NAGAI KAFŪ (1879-1959)
De son vrai nom Nagai Sōkichi, Nagai Kafū s'opposa tôt à un père qui, ouvert au pragmatisme importé d'Occident, restait attaché aux contraintes de la morale confucéenne, selon laquelle en particulier l'art ne saurait être plus qu'objet de divertissement. À la voie des succès scolaires et de la réussite sociale, Kafū préféra les chemins de la ville basse où s'était épanouie la civilisation raffinée d'Edo. Initié aux arts traditionnels (danse, flûte, etc.), il fréquente la littérature dite de « divertissement » de l'époque d'Edo, entre dans les lettres en devenant disciple d'un romancier, d'un conteur d'histoires, d'un auteur de kabuki. Ses œuvres de cette période pèchent par un romantisme un peu larmoyant, mais la souplesse musicale des phrases descriptives annonce déjà le poète en prose de la période future.
Les années 1902 et 1903 marquent la découverte de Zola et du naturalisme français, dont l'influence sera très grande sur les écrivains japonais modernes (ce fut davantage un instrument de libération individuelle et de justification de la fonction d'écrivain qu'une technique d'appréhension du monde). Kafū, dont les interprétations paraissent plus exactes, se pose en précurseur du mouvement, par ses analyses de la doctrine et par l'application qu'il en tente : Fleur d'enfer (Jigoku no hana, 1902), La Femme de rêve (Yume no onna, 1903).
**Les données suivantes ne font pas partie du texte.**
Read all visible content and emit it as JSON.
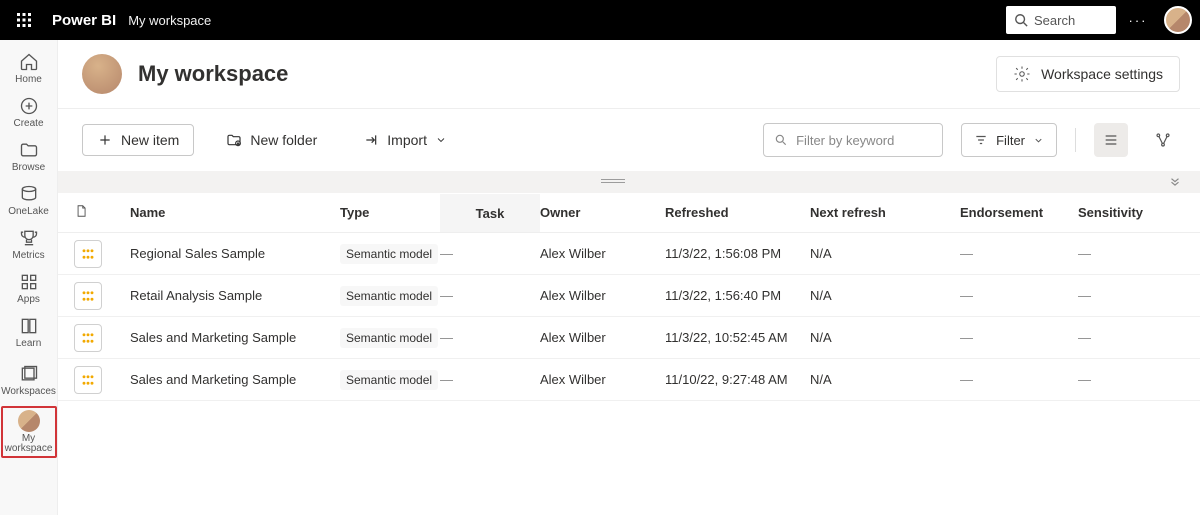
{
  "top": {
    "brand": "Power BI",
    "breadcrumb": "My workspace",
    "search_placeholder": "Search"
  },
  "nav": {
    "home": "Home",
    "create": "Create",
    "browse": "Browse",
    "onelake": "OneLake",
    "metrics": "Metrics",
    "apps": "Apps",
    "learn": "Learn",
    "workspaces": "Workspaces",
    "my_workspace": "My workspace"
  },
  "header": {
    "title": "My workspace",
    "settings_label": "Workspace settings"
  },
  "toolbar": {
    "new_item": "New item",
    "new_folder": "New folder",
    "import": "Import",
    "filter_placeholder": "Filter by keyword",
    "filter_label": "Filter"
  },
  "columns": {
    "name": "Name",
    "type": "Type",
    "task": "Task",
    "owner": "Owner",
    "refreshed": "Refreshed",
    "next_refresh": "Next refresh",
    "endorsement": "Endorsement",
    "sensitivity": "Sensitivity"
  },
  "rows": [
    {
      "name": "Regional Sales Sample",
      "type": "Semantic model",
      "task": "—",
      "owner": "Alex Wilber",
      "refreshed": "11/3/22, 1:56:08 PM",
      "next_refresh": "N/A",
      "endorsement": "—",
      "sensitivity": "—"
    },
    {
      "name": "Retail Analysis Sample",
      "type": "Semantic model",
      "task": "—",
      "owner": "Alex Wilber",
      "refreshed": "11/3/22, 1:56:40 PM",
      "next_refresh": "N/A",
      "endorsement": "—",
      "sensitivity": "—"
    },
    {
      "name": "Sales and Marketing Sample",
      "type": "Semantic model",
      "task": "—",
      "owner": "Alex Wilber",
      "refreshed": "11/3/22, 10:52:45 AM",
      "next_refresh": "N/A",
      "endorsement": "—",
      "sensitivity": "—"
    },
    {
      "name": "Sales and Marketing Sample",
      "type": "Semantic model",
      "task": "—",
      "owner": "Alex Wilber",
      "refreshed": "11/10/22, 9:27:48 AM",
      "next_refresh": "N/A",
      "endorsement": "—",
      "sensitivity": "—"
    }
  ]
}
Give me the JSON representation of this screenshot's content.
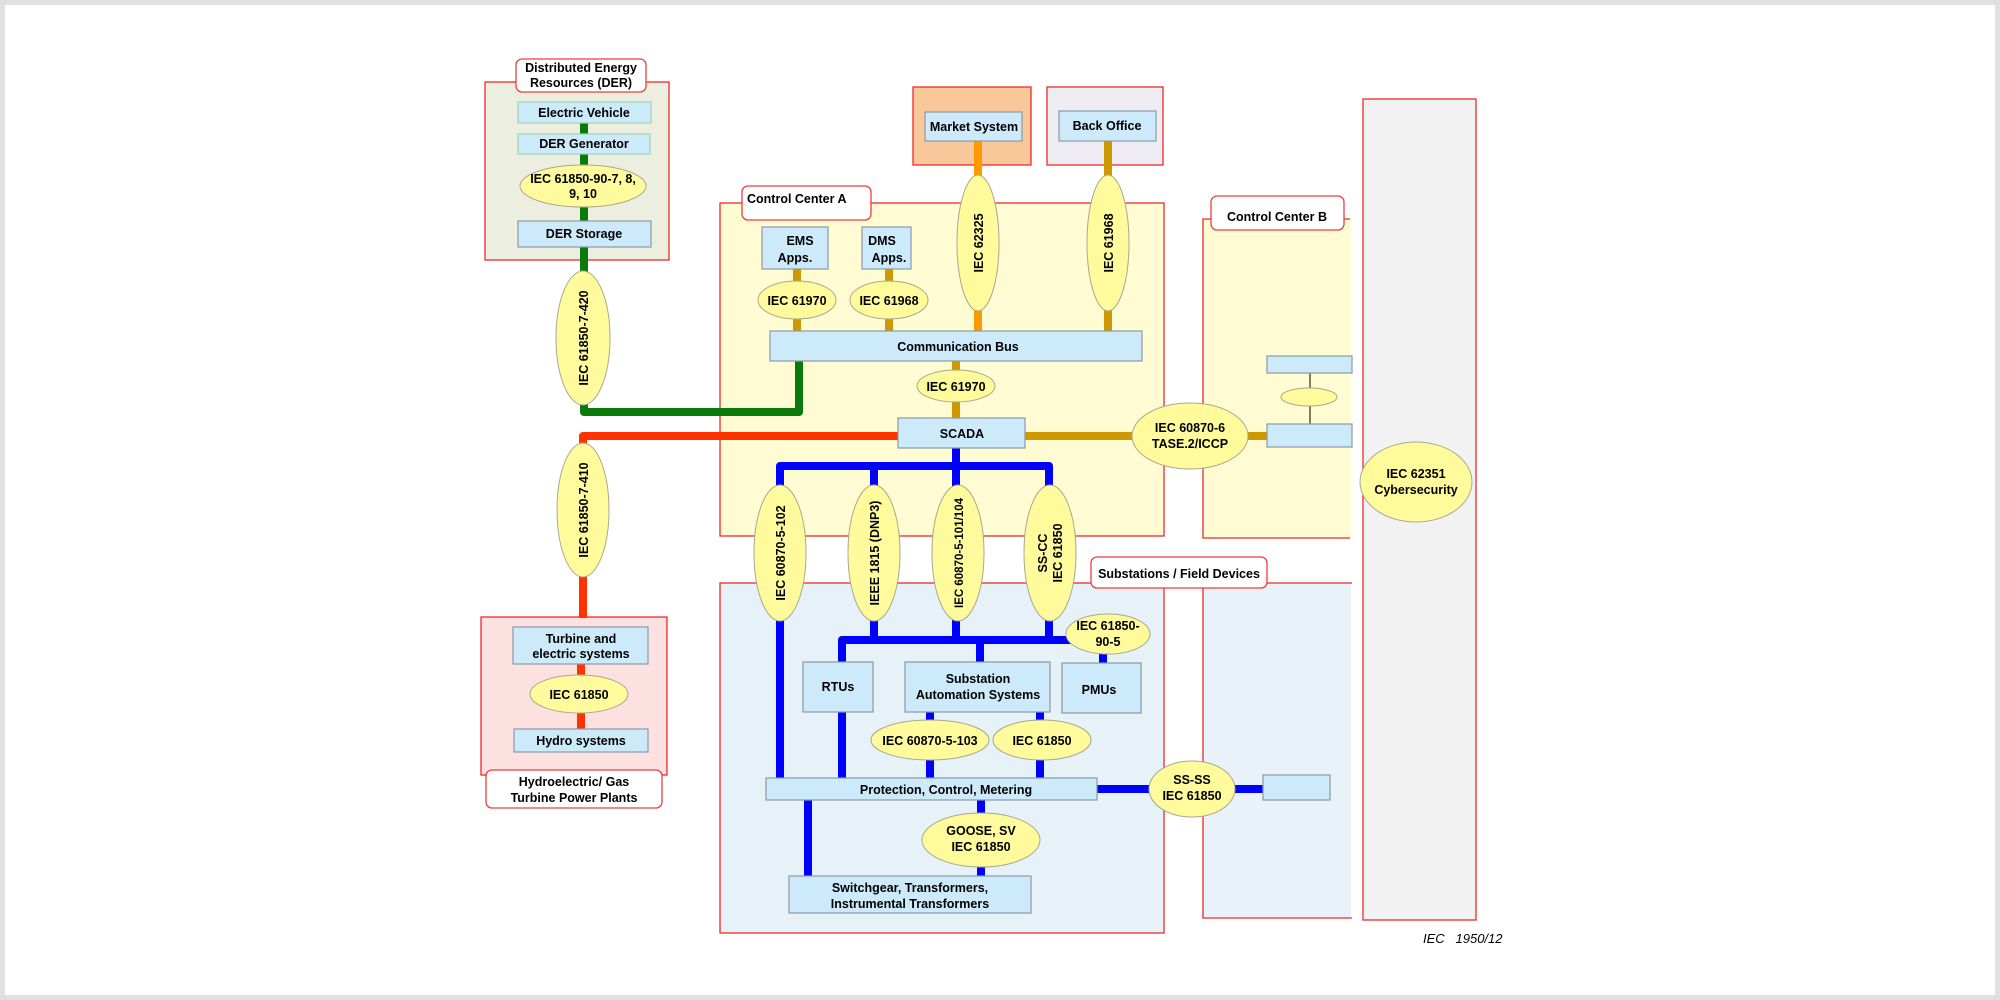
{
  "colors": {
    "der_link": "#0a7a0a",
    "hydro_link": "#ff3300",
    "market_link": "#ff9900",
    "control_link": "#cc9900",
    "substation_link": "#0000ff",
    "box_fill": "#cdeafb",
    "standard_fill": "#fffb9c",
    "region_border": "#f02828"
  },
  "regions": {
    "der": {
      "title": [
        "Distributed Energy",
        "Resources (DER)"
      ]
    },
    "control_a": {
      "title": "Control Center A"
    },
    "control_b": {
      "title": "Control Center B"
    },
    "substations": {
      "title": "Substations / Field Devices"
    },
    "hydro": {
      "title": [
        "Hydroelectric/ Gas",
        "Turbine Power Plants"
      ]
    }
  },
  "boxes": {
    "electric_vehicle": "Electric Vehicle",
    "der_generator": "DER Generator",
    "der_storage": "DER Storage",
    "market_system": "Market System",
    "back_office": "Back Office",
    "ems_apps": [
      "EMS",
      "Apps."
    ],
    "dms_apps": [
      "DMS",
      "Apps."
    ],
    "communication_bus": "Communication Bus",
    "scada": "SCADA",
    "turbine": [
      "Turbine and",
      "electric systems"
    ],
    "hydro_systems": "Hydro systems",
    "rtus": "RTUs",
    "sas": [
      "Substation",
      "Automation Systems"
    ],
    "pmus": "PMUs",
    "pcm": "Protection, Control, Metering",
    "switchgear": [
      "Switchgear, Transformers,",
      "Instrumental Transformers"
    ]
  },
  "standards": {
    "der_internal": [
      "IEC 61850-90-7, 8,",
      "9, 10"
    ],
    "der_link": "IEC 61850-7-420",
    "hydro_link": "IEC 61850-7-410",
    "hydro_internal": "IEC 61850",
    "market": "IEC 62325",
    "back_office": "IEC 61968",
    "ems": "IEC 61970",
    "dms": "IEC 61968",
    "bus_scada": "IEC 61970",
    "iccp": [
      "IEC 60870-6",
      "TASE.2/ICCP"
    ],
    "cyber": [
      "IEC 62351",
      "Cybersecurity"
    ],
    "s102": "IEC 60870-5-102",
    "dnp3": "IEEE 1815 (DNP3)",
    "s101": "IEC 60870-5-101/104",
    "sscc": [
      "SS-CC",
      "IEC 61850"
    ],
    "s905": [
      "IEC 61850-",
      "90-5"
    ],
    "s103": "IEC 60870-5-103",
    "sas61850": "IEC 61850",
    "goose": [
      "GOOSE, SV",
      "IEC 61850"
    ],
    "ssss": [
      "SS-SS",
      "IEC 61850"
    ]
  },
  "footer": {
    "figure_id": "IEC   1950/12"
  }
}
Essais imparfaits, mais qui le dégagent de conventions stérilisantes, épurent son style, renouvellent son regard sur la réalité.
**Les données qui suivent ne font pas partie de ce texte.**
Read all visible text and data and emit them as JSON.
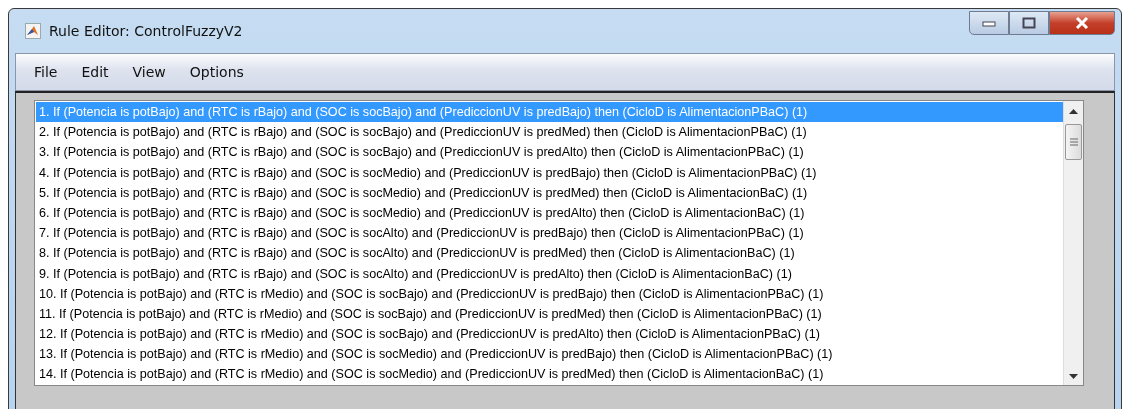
{
  "window": {
    "title": "Rule Editor: ControlFuzzyV2"
  },
  "menu": [
    "File",
    "Edit",
    "View",
    "Options"
  ],
  "rules": [
    {
      "text": "1. If (Potencia is potBajo) and (RTC is rBajo) and (SOC is socBajo) and (PrediccionUV is predBajo) then (CicloD is AlimentacionPBaC) (1)",
      "selected": true
    },
    {
      "text": "2. If (Potencia is potBajo) and (RTC is rBajo) and (SOC is socBajo) and (PrediccionUV is predMed) then (CicloD is AlimentacionPBaC) (1)",
      "selected": false
    },
    {
      "text": "3. If (Potencia is potBajo) and (RTC is rBajo) and (SOC is socBajo) and (PrediccionUV is predAlto) then (CicloD is AlimentacionPBaC) (1)",
      "selected": false
    },
    {
      "text": "4. If (Potencia is potBajo) and (RTC is rBajo) and (SOC is socMedio) and (PrediccionUV is predBajo) then (CicloD is AlimentacionPBaC) (1)",
      "selected": false
    },
    {
      "text": "5. If (Potencia is potBajo) and (RTC is rBajo) and (SOC is socMedio) and (PrediccionUV is predMed) then (CicloD is AlimentacionBaC) (1)",
      "selected": false
    },
    {
      "text": "6. If (Potencia is potBajo) and (RTC is rBajo) and (SOC is socMedio) and (PrediccionUV is predAlto) then (CicloD is AlimentacionBaC) (1)",
      "selected": false
    },
    {
      "text": "7. If (Potencia is potBajo) and (RTC is rBajo) and (SOC is socAlto) and (PrediccionUV is predBajo) then (CicloD is AlimentacionPBaC) (1)",
      "selected": false
    },
    {
      "text": "8. If (Potencia is potBajo) and (RTC is rBajo) and (SOC is socAlto) and (PrediccionUV is predMed) then (CicloD is AlimentacionBaC) (1)",
      "selected": false
    },
    {
      "text": "9. If (Potencia is potBajo) and (RTC is rBajo) and (SOC is socAlto) and (PrediccionUV is predAlto) then (CicloD is AlimentacionBaC) (1)",
      "selected": false
    },
    {
      "text": "10. If (Potencia is potBajo) and (RTC is rMedio) and (SOC is socBajo) and (PrediccionUV is predBajo) then (CicloD is AlimentacionPBaC) (1)",
      "selected": false
    },
    {
      "text": "11. If (Potencia is potBajo) and (RTC is rMedio) and (SOC is socBajo) and (PrediccionUV is predMed) then (CicloD is AlimentacionPBaC) (1)",
      "selected": false
    },
    {
      "text": "12. If (Potencia is potBajo) and (RTC is rMedio) and (SOC is socBajo) and (PrediccionUV is predAlto) then (CicloD is AlimentacionPBaC) (1)",
      "selected": false
    },
    {
      "text": "13. If (Potencia is potBajo) and (RTC is rMedio) and (SOC is socMedio) and (PrediccionUV is predBajo) then (CicloD is AlimentacionPBaC) (1)",
      "selected": false
    },
    {
      "text": "14. If (Potencia is potBajo) and (RTC is rMedio) and (SOC is socMedio) and (PrediccionUV is predMed) then (CicloD is AlimentacionBaC) (1)",
      "selected": false
    }
  ]
}
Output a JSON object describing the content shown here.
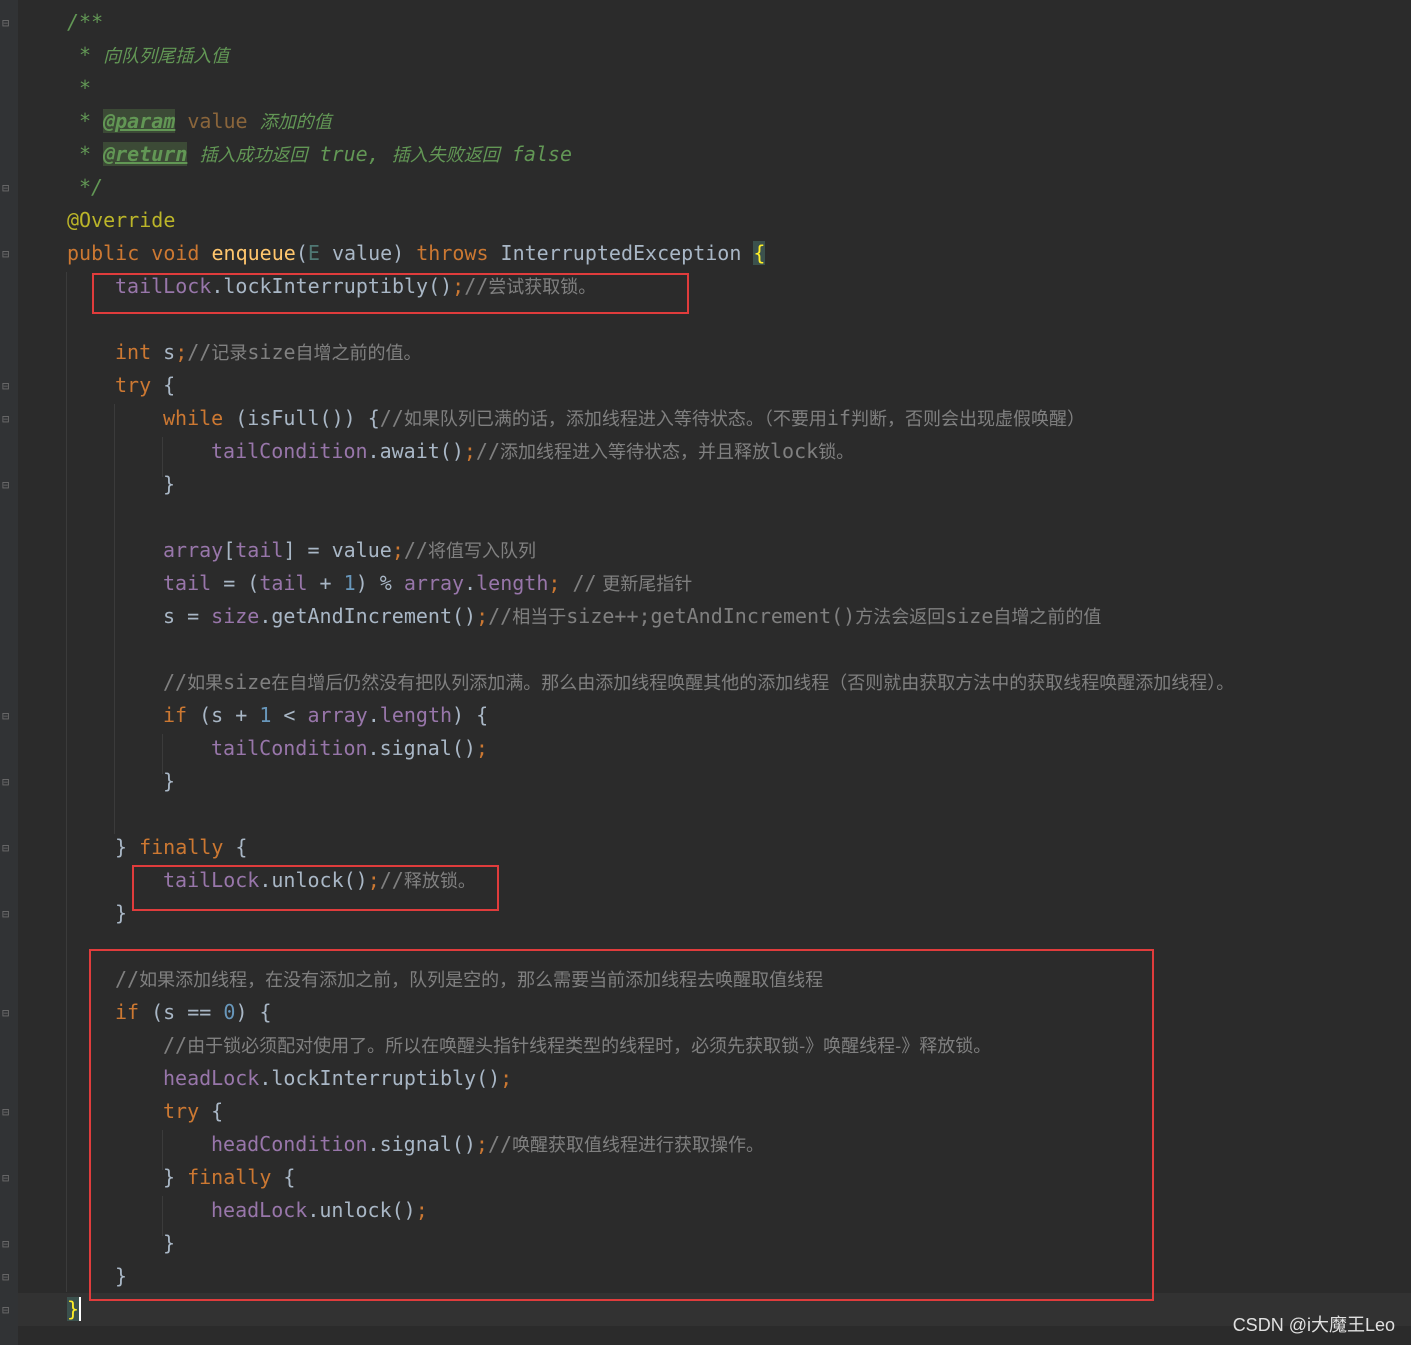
{
  "code": {
    "doc_open": "/**",
    "doc_line1_star": "*",
    "doc_line1_text": "向队列尾插入值",
    "doc_line2_star": "*",
    "doc_param_star": "*",
    "doc_param_tag": "@param",
    "doc_param_name": "value",
    "doc_param_desc": "添加的值",
    "doc_return_star": "*",
    "doc_return_tag": "@return",
    "doc_return_desc1": "插入成功返回",
    "doc_return_true": "true,",
    "doc_return_desc2": "插入失败返回",
    "doc_return_false": "false",
    "doc_close": "*/",
    "annotation": "@Override",
    "sig_public": "public",
    "sig_void": "void",
    "sig_name": "enqueue",
    "sig_paren_open": "(",
    "sig_type": "E",
    "sig_param": " value)",
    "sig_throws": "throws",
    "sig_exception": "InterruptedException",
    "sig_brace": "{",
    "l_taillock_field": "tailLock",
    "l_taillock_call": ".lockInterruptibly()",
    "l_taillock_semi": ";",
    "l_taillock_cmt_slash": "//",
    "l_taillock_cmt": "尝试获取锁。",
    "l_int_kw": "int",
    "l_int_var": " s",
    "l_int_semi": ";",
    "l_int_cmt_slash": "//",
    "l_int_cmt_a": "记录",
    "l_int_cmt_b": "size",
    "l_int_cmt_c": "自增之前的值。",
    "l_try_kw": "try",
    "l_try_brace": " {",
    "l_while_kw": "while",
    "l_while_cond": " (isFull()) {",
    "l_while_cmt_slash": "//",
    "l_while_cmt_a": "如果队列已满的话，添加线程进入等待状态。（不要用",
    "l_while_cmt_b": "if",
    "l_while_cmt_c": "判断，否则会出现虚假唤醒）",
    "l_await_field": "tailCondition",
    "l_await_call": ".await()",
    "l_await_semi": ";",
    "l_await_cmt_slash": "//",
    "l_await_cmt_a": "添加线程进入等待状态，并且释放",
    "l_await_cmt_b": "lock",
    "l_await_cmt_c": "锁。",
    "l_close1": "}",
    "l_arr_field": "array",
    "l_arr_b1": "[",
    "l_arr_tail": "tail",
    "l_arr_rest": "] = value",
    "l_arr_semi": ";",
    "l_arr_cmt_slash": "//",
    "l_arr_cmt": "将值写入队列",
    "l_tail_field": "tail",
    "l_tail_eq": " = (",
    "l_tail_field2": "tail",
    "l_tail_plus": " + ",
    "l_tail_one": "1",
    "l_tail_mod": ") % ",
    "l_tail_array": "array",
    "l_tail_dot": ".",
    "l_tail_length": "length",
    "l_tail_semi": ";",
    "l_tail_cmt_slash": " //",
    "l_tail_cmt": " 更新尾指针",
    "l_s_var": "s = ",
    "l_s_field": "size",
    "l_s_call": ".getAndIncrement()",
    "l_s_semi": ";",
    "l_s_cmt_slash": "//",
    "l_s_cmt_a": "相当于",
    "l_s_cmt_b": "size++;getAndIncrement()",
    "l_s_cmt_c": "方法会返回",
    "l_s_cmt_d": "size",
    "l_s_cmt_e": "自增之前的值",
    "l_long_cmt_slash": "//",
    "l_long_cmt_a": "如果",
    "l_long_cmt_b": "size",
    "l_long_cmt_c": "在自增后仍然没有把队列添加满。那么由添加线程唤醒其他的添加线程（否则就由获取方法中的获取线程唤醒添加线程）。",
    "l_if_kw": "if",
    "l_if_a": " (s + ",
    "l_if_one": "1",
    "l_if_lt": " < ",
    "l_if_array": "array",
    "l_if_dot": ".",
    "l_if_length": "length",
    "l_if_end": ") {",
    "l_signal_field": "tailCondition",
    "l_signal_call": ".signal()",
    "l_signal_semi": ";",
    "l_close2": "}",
    "l_finally_close": "} ",
    "l_finally_kw": "finally",
    "l_finally_brace": " {",
    "l_unlock_field": "tailLock",
    "l_unlock_call": ".unlock()",
    "l_unlock_semi": ";",
    "l_unlock_cmt_slash": "//",
    "l_unlock_cmt": "释放锁。",
    "l_close3": "}",
    "l_cmt2_slash": "//",
    "l_cmt2": "如果添加线程，在没有添加之前，队列是空的，那么需要当前添加线程去唤醒取值线程",
    "l_if2_kw": "if",
    "l_if2_a": " (s == ",
    "l_if2_zero": "0",
    "l_if2_end": ") {",
    "l_cmt3_slash": "//",
    "l_cmt3": "由于锁必须配对使用了。所以在唤醒头指针线程类型的线程时，必须先获取锁-》唤醒线程-》释放锁。",
    "l_headlock_field": "headLock",
    "l_headlock_call": ".lockInterruptibly()",
    "l_headlock_semi": ";",
    "l_try2_kw": "try",
    "l_try2_brace": " {",
    "l_hsignal_field": "headCondition",
    "l_hsignal_call": ".signal()",
    "l_hsignal_semi": ";",
    "l_hsignal_cmt_slash": "//",
    "l_hsignal_cmt": "唤醒获取值线程进行获取操作。",
    "l_finally2_close": "} ",
    "l_finally2_kw": "finally",
    "l_finally2_brace": " {",
    "l_hunlock_field": "headLock",
    "l_hunlock_call": ".unlock()",
    "l_hunlock_semi": ";",
    "l_close4": "}",
    "l_close5": "}",
    "l_final_brace": "}"
  },
  "watermark": "CSDN @i大魔王Leo",
  "colors": {
    "background": "#2b2b2b",
    "keyword": "#cc7832",
    "field": "#9876aa",
    "method": "#ffc66d",
    "comment": "#808080",
    "doc": "#629755",
    "annotation": "#bbb529",
    "number": "#6897bb",
    "highlight_box": "#e03c3c"
  }
}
Il ne devient lui-même qu'après un voyage en Amérique et en France (1903-1908) où il découvre la littérature symboliste et postsymboliste française (qu'il présentera plus tard au Japon) et où il conforte le sentiment qu'il avait des valeurs d'individualisme et de tradition. En 1908 ses Récits américains (Amerika monogatari) et en 1909 ses Récits français (Furansu monogatari) furent victimes de la censure. En effet, à son retour, il subit le choc entre son rêve français et la réalité du nouveau Japon autoritaire et anti-artiste qui a détruit la civilisation d'Edo pour la remplacer par une « civilisation d'imposture » et dont la politique représente « le contraire absolu de ses aspirations » (Nakamura Mitsuo). Complétant son expérience par une quête de « la puissance du sol et des saisons et des arts du passé », il débouche sur une critique de civilisation qui sera le fondement de toute son œuvre future, et d'abord de La Sumida (Sumidagawa, 1909), complainte romanesque sur le vieil Edo qui meurt, et de Sarcasmes (Reishō, 1910), où cinq messieurs désenchantés jugent leur temps. Estimant que rien n'a profondément changé dans la situation de l'écrivain par rapport à ce qu'elle était avant Meiji, il juge qu'il ne lui reste qu'à suivre les traces des « divertisseurs » d'Edo ; en réalité, et bien qu'il occupe de 1910 à 1916 la chaire de français à l'université Keiō, il s'enfonce de plus en plus dans une attitude de résistance passive qui aboutira avant la Seconde Guerre mondiale à son refus (cas presque unique au Japon) d'entrer dans la fascisante association des écrivains nippons, et qui se traduit dans une œuvre mi-moraliste, mi-romanesque où se distinguent des mélanges sur les arts d'Edo, des rêveries — En traînant mes socques (Hiyori geta, 1915) —, des essais romanesques — Interminablement, la pluie... (Ame shōshō, 1921) —, des romans où il dessine l'évolution du Japon à travers celle du monde des plaisirs — Une étrange histoire à l'est de la rivière (Bokutō kidan, 1937). Dans ce chef-d'œuvre qui décrit la rencontre d'un écrivain et d'une prostituée de bas quartier où il cherche l'inspiration, il emploie le procédé du roman dans le roman. Après[...]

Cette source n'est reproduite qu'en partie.